Ken Cleary, Carolina’s assistant athletic director for emerging media, can’t wait to fully embrace all of the many ways GoHeels Productions and the University will be able to work together with the new center open.

“We can’t wait to have everything humming the way we want in the building,” Cleary said, “so that we can really have systems in place to find interested students, to train them, to nurture them and to give them opportunities.”

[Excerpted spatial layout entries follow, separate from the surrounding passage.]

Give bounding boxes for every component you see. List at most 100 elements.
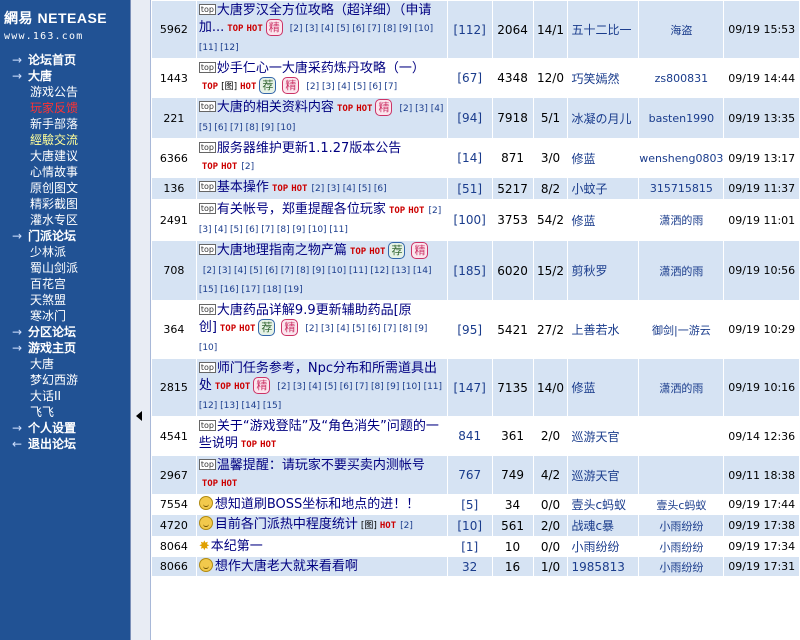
topic-title-link[interactable]: 妙手仁心一大唐采药炼丹攻略（一） — [217, 61, 425, 76]
reply-count[interactable]: [185] — [447, 241, 492, 300]
topic-title-link[interactable]: 服务器维护更新1.1.27版本公告 — [217, 141, 401, 156]
last-poster-link[interactable]: 潇洒的雨 — [639, 359, 724, 416]
sidebar-item-22[interactable]: 飞飞 — [0, 404, 130, 420]
sidebar-item-label: 大话II — [30, 389, 62, 403]
topic-title-link[interactable]: 本纪第一 — [211, 539, 263, 554]
topic-title-link[interactable]: 有关帐号，郑重提醒各位玩家 — [217, 202, 386, 217]
sidebar-item-18[interactable]: → 游戏主页 — [0, 340, 130, 356]
view-count: 871 — [492, 139, 533, 177]
author-link[interactable]: 冰凝の月儿 — [568, 98, 639, 138]
sidebar-item-4[interactable]: 新手部落 — [0, 116, 130, 132]
image-label: [图] — [221, 82, 238, 92]
sidebar-item-23[interactable]: → 个人设置 — [0, 420, 130, 436]
reply-count[interactable]: 32 — [447, 557, 492, 576]
page-links[interactable]: [2] — [241, 162, 254, 172]
author-link[interactable]: 修蓝 — [568, 200, 639, 240]
sidebar-item-12[interactable]: 少林派 — [0, 244, 130, 260]
view-count: 10 — [492, 537, 533, 556]
reply-count[interactable]: [1] — [447, 537, 492, 556]
reply-count[interactable]: 841 — [447, 417, 492, 455]
sidebar-item-6[interactable]: 大唐建议 — [0, 148, 130, 164]
reply-count[interactable]: [10] — [447, 515, 492, 536]
reply-count[interactable]: [5] — [447, 495, 492, 514]
last-poster-link[interactable]: 小雨纷纷 — [639, 537, 724, 556]
sidebar-item-5[interactable]: 經驗交流 — [0, 132, 130, 148]
author-link[interactable]: 修蓝 — [568, 359, 639, 416]
netease-logo[interactable]: 網易 NETEASE www.163.com — [0, 0, 130, 50]
topic-title-link[interactable]: 目前各门派热中程度统计 — [215, 517, 358, 532]
author-link[interactable]: 1985813 — [568, 557, 639, 576]
author-link[interactable]: 巧笑嫣然 — [568, 59, 639, 97]
sidebar-item-1[interactable]: → 大唐 — [0, 68, 130, 84]
sidebar-item-11[interactable]: → 门派论坛 — [0, 228, 130, 244]
author-link[interactable]: 小雨纷纷 — [568, 537, 639, 556]
topic-title-link[interactable]: 想知道刷BOSS坐标和地点的进！！ — [215, 497, 419, 512]
topic-title-cell: 目前各门派热中程度统计 [图] HOT [2] — [196, 515, 447, 536]
page-links[interactable]: [2] [3] [4] [5] [6] [7] [8] [9] [10] [11… — [199, 266, 432, 295]
sidebar-item-14[interactable]: 百花宫 — [0, 276, 130, 292]
author-link[interactable]: 壹头ⅽ蚂蚁 — [568, 495, 639, 514]
last-poster-link[interactable]: 潇洒的雨 — [639, 241, 724, 300]
table-row: 2967 top 温馨提醒：请玩家不要买卖内测帐号 TOP HOT 767 749 4/2 巡游… — [152, 456, 799, 494]
last-poster-link[interactable]: 海盗 — [639, 1, 724, 58]
reply-count[interactable]: [112] — [447, 1, 492, 58]
sidebar-item-20[interactable]: 梦幻西游 — [0, 372, 130, 388]
topic-title-link[interactable]: 大唐的相关资料内容 — [217, 100, 334, 115]
author-link[interactable]: 小蚊子 — [568, 178, 639, 199]
last-poster-link[interactable] — [639, 417, 724, 455]
sidebar-item-15[interactable]: 天煞盟 — [0, 292, 130, 308]
sidebar-item-16[interactable]: 寒冰门 — [0, 308, 130, 324]
sidebar-item-8[interactable]: 原创图文 — [0, 180, 130, 196]
sidebar-item-13[interactable]: 蜀山剑派 — [0, 260, 130, 276]
topic-title-link[interactable]: 温馨提醒：请玩家不要买卖内测帐号 — [217, 458, 425, 473]
author-link[interactable]: 战魂ⅽ暴 — [568, 515, 639, 536]
page-links[interactable]: [2] — [400, 521, 413, 531]
last-poster-link[interactable]: 小雨纷纷 — [639, 557, 724, 576]
sidebar-item-0[interactable]: → 论坛首页 — [0, 52, 130, 68]
author-link[interactable]: 上善若水 — [568, 301, 639, 358]
reply-count[interactable]: [100] — [447, 200, 492, 240]
topic-title-link[interactable]: 大唐地理指南之物产篇 — [217, 243, 347, 258]
sidebar-item-2[interactable]: 游戏公告 — [0, 84, 130, 100]
sidebar-item-3[interactable]: 玩家反馈 — [0, 100, 130, 116]
topic-title-link[interactable]: 关于“游戏登陆”及“角色消失”问题的一些说明 — [199, 419, 439, 451]
reply-count[interactable]: [51] — [447, 178, 492, 199]
last-poster-link[interactable]: 潇洒的雨 — [639, 200, 724, 240]
reply-count[interactable]: 767 — [447, 456, 492, 494]
sidebar-item-9[interactable]: 精彩截图 — [0, 196, 130, 212]
reply-count[interactable]: [95] — [447, 301, 492, 358]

GoHeels Productions has already produced 27 events in five weeks – and four of those have included a student producer. The center will allow students to produce even more events, to where more than half of athletic’s digital productions will be completely produced by students.

It also makes room for more coverage of Carolina athletics. Last Friday, the field hockey, volleyball and men’s soccer teams all played at home at the same time. In the old space, Cleary said only two of those events could have been broadcast. But with the new studios, all three games were shown live.

As the coverage grows, though, so does the need for creative and talented people, especially students, to do the work.

Luckily for GoHeels, the department has a strong relationship with the Hussman School of Journalism and Media, which already sends many of its students across campus to work on live productions.

Charlie Tuggle, the senior associate dean for undergraduate studies at the UNC Hussman School, knows that number will only increase – perhaps even triple, he says – as more opportunities become available.

“Most of the folks who work at GoHeels are students from our school or alums from our school,” Tuggle said. “Many of the freelancers are from our school. Many of the student workers are from our school. So, we’ve had a really productive and long relationship with GoHeels, and now the ACC Network. I see this as enhancing what it already is that we’ve been doing.”

What the Hussman School – and many other schools and departments at Carolina – is doing is teaching real-life skills.

“We teach skills that people can take into various media industries, whether it’s television or magazines or advertising or public relations or marketing or any of these things,” Tuggle said. “You’ve worked on things for real clients that real people have seen in real time. That’s just part of our DNA. We teach our students how to do things.”

That’s why the existing and growing partnership with the MCC is so important, Tuggle said. It allows students to get real-life skills working in sports media, which he identifies as one of the few growing industries in broadcast.

“If you’re a student at Carolina and you have an interest in working in television, regardless of what role, there’s no better time to do it,” Cleary said.

But the opportunities for students and campus partnerships at the MCC don’t stop on the big screen. The center is all about storytelling in every form.

“This building is important to the people who work in it, because it shows a level of commitment that the University, particularly Bubba Cunningham, has for the storytelling apparatus that exists on this second floor,” said Steve Kirschner, the senior associate athletic director for strategic communications.

“It’s not just the ACC Network studios, which are fantastic and critical to what we’re going to do over the next 20 years. It’s also the second floor – the sports information directors, graphics people, social media people, the video storytellers. It is as fine a facility as there is anywhere in the country and it shows that the work that the people on this floor do is valued greatly by the University administration.”

According to Cleary, other departments outside of the UNC Hussman School are already sending students to learn at the center. He hopes to branch out from the existing partnerships and grow that reach even more. He also hopes to build a strong network of Carolina alumni who have worked at the MCC and can connect with each other in the future.

Whether it’s a department that requires internship experience from its students or a school that needs access to studio space, Cleary seeks to provide that.

“We’re a resource for anywhere on campus,” he said. “We’ve really just scratched the surface on that.”